The decision by Phoenix-based truckload carrier Knight Transportation to offer a 3-for-2 stock split on all shares of its outstanding common stock shows that the company is “confident” that the freight market should remain robust for at least the next year or two, according to industry analyst Satish Jindel.
“It shows that they have fairly strong confidence that the ground freight market is going to remain strong – and industry data reflects that,” says Jindel, president of Pittsburgh-based SJ Consulting. “It also shows that they want to increase the liquidity of the company.”
Knight said its stock split would entitle all shareholders of record as of the close of business on July 12 to receive one additional share of common stock for every two shares of common stock held on that date, with the additional shares distributed to shareholders on or about July 20. Knight added that its currently has approximately 37.6 million shares of common stock outstanding, which would grow to some 56.4 million shares outstanding after the stock split occurs.

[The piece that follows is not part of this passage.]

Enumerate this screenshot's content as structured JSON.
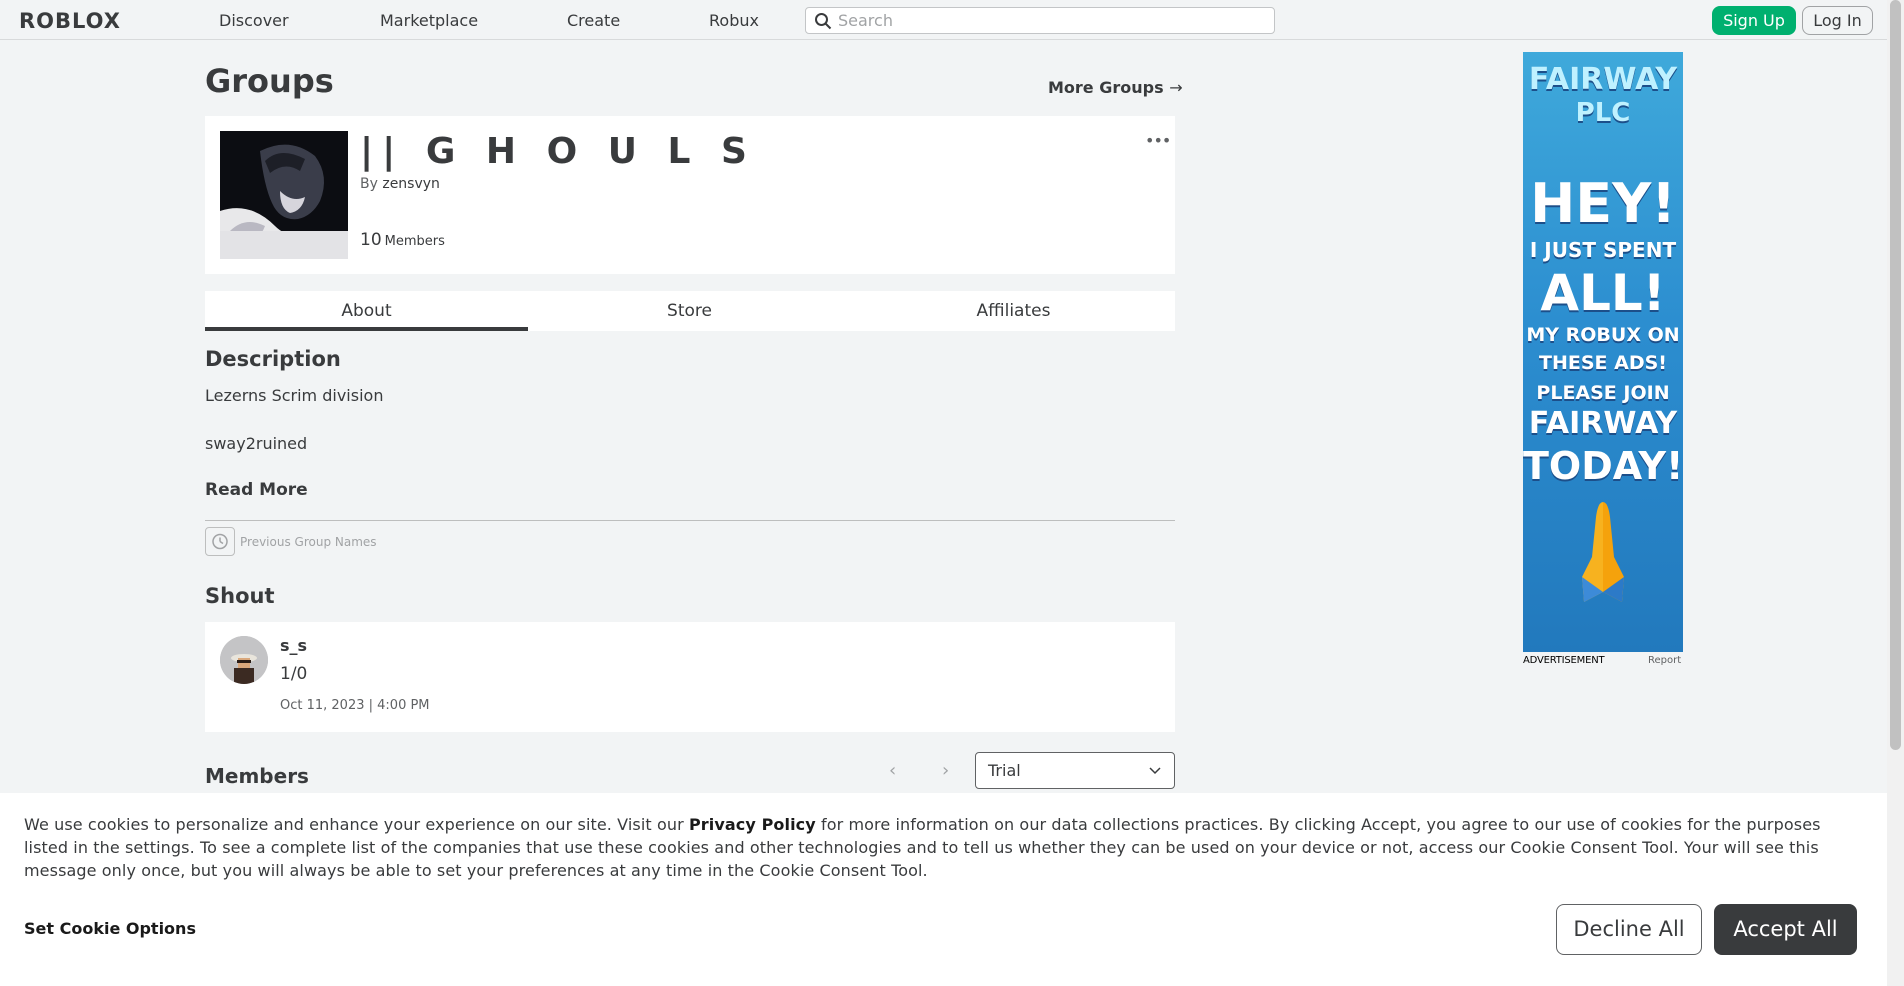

One reason behind the stock split may stem from Knight’s solid financial performance so far this year. In the first quarter, Knight said its revenue increased 22.7% to $90.2 million compared to the same quarter in 2003, with net income increasing 31.6% to $9.3 million. The company also improved its loaded revenue per mile in excess of 4% in the first quarter without sacrificing length of haul, adding up to eighth consecutive quarters of loaded revenue per mile improvement.